Last week, Holmes stood in front of a hand-selected group of school volunteers, employees and other community members who had proven to be heavily invested in the future of La Center’s schools, and told them that the district was considering a bond measure that could fund the building of a new elementary or middle school.

“It’s not an option to build another high school,” Holmes told the community members. “Right now, we have available to us, about $30 million that the state would allow us to pass a bond for. High schools are anywhere from $50 million to $80 million, so we don’t even have the capacity to pay for it (a new high school) right now.”

La Center School
In an effort to accommodate enrollment growth in the district, La Center School District officials are expected to ask voters to approve a bond in an upcoming election, perhaps as early as April 2017. The bond could be used to build a new elementary or middle school to provide relief to the current K-8 campus, pictured here. Photo by Mike Schultz

That leaves the district with the option of building a new elementary or middle school. Holmes says each has its pros and cons. With a new middle school, there would be more playing fields, a larger gymnasium and the types of common spaces that could be easily used by community groups during non-school hours and in the summer months. An elementary school, however, could be configured to accommodate just a few grades, such as a K-3 or a K-2 school, and could come with a smaller price tag than a costlier middle school since the district currently owns a parcel of land that may suit an elementary school.
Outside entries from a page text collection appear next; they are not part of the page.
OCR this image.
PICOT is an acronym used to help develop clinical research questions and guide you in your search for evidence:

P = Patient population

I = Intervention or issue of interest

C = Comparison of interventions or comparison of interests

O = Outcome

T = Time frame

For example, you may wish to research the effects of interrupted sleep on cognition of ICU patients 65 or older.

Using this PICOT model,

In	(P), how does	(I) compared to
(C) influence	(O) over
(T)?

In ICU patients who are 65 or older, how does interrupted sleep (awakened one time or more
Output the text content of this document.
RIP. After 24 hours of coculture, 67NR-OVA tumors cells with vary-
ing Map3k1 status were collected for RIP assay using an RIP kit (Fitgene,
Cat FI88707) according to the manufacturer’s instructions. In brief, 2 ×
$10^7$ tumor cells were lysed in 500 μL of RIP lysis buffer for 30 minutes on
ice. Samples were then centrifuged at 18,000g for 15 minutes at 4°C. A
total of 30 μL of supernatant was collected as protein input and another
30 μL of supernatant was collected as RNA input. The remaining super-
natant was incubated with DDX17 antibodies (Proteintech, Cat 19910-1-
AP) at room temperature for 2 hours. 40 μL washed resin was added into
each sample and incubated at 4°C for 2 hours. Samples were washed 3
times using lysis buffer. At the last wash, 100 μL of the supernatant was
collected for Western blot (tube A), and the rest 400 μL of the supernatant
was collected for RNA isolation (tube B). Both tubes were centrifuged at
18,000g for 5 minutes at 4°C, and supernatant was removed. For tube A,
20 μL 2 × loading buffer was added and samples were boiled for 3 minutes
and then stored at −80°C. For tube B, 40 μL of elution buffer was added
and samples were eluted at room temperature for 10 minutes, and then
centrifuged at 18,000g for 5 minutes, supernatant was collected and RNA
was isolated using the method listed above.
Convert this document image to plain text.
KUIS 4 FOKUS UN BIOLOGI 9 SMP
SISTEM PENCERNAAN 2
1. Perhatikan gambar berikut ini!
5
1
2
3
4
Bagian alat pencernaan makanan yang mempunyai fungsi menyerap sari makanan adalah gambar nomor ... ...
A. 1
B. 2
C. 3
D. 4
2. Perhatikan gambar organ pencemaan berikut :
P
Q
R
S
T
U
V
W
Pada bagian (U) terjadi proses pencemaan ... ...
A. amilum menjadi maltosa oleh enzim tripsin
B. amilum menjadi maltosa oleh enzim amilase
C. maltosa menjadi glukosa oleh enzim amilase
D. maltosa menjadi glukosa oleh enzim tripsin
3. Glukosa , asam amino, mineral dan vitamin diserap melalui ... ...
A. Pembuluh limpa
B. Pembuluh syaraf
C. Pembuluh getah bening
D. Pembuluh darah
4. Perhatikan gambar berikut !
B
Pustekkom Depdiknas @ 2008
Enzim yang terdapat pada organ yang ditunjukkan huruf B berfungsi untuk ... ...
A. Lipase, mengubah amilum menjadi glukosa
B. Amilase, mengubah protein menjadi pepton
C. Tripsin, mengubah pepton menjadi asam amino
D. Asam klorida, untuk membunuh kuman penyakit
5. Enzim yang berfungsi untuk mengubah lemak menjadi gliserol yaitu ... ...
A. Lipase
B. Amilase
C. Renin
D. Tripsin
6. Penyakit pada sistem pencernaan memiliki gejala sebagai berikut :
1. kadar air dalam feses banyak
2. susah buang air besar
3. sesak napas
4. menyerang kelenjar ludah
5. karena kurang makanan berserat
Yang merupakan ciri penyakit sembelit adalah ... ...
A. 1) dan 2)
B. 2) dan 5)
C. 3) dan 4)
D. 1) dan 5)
“Everyone on the (school) board is very tuned in to taxes and to the strain that (passing a bond with new taxes) puts on families,” Holmes told the community members. “This will certainly be a very thoughtful consideration for the board members on what they’re willing to ask the citizens for.”

One positive thing, Holmes notes, is that La Center is in a good position to receive a higher-than-normal share of state matching funds for a new building. While most school districts in Washington state qualify for fewer than 50 percent state-matching funds on their building bonds, La Center would get nearly 68 percent of the costs paid by state matching funds. The state, however, only pays for $213 per square foot and Holmes says building costs in this area are higher than that.

“Current prices being quoted fall roughly between $280 and $375 or higher per square foot,” Holmes says. “Hockinson’s new middle school was bid at $366 per square foot for a price of $27.3 million and Washougal’s new school was bid at $295 per square foot for a price of $37 million.”

With the higher-than-average state matching funds, Holmes says the district could expect to have 50 percent to 60 percent of a new school building’s total cost paid for by the state: “That means we could build a $16 million building with a $10 million bond.”

Putting a bond proposal together for the February 2017 election is next-to-impossible, Holmes says, but the April 2017 election could be feasible.

“That’s our first goal, the April election,” Holmes says. “After that, it’s August and, historically, August is a bad time to go out for a bond because it’s summer and people aren’t thinking about school yet. That would leave next year’s November general election, which might be better for us because we wouldn’t have to meet the 40-percent threshold.”

To pass a bond, the district would have to get at least 40 percent of voters who turned out for the last general election. Since the next general election, in November of 2016, is a presidential election, turnout could be high, making it more difficult for La Center to meet that 40-percent requirement.

“We’re waiting to see what the turnout is like in the general election,” Holmes said.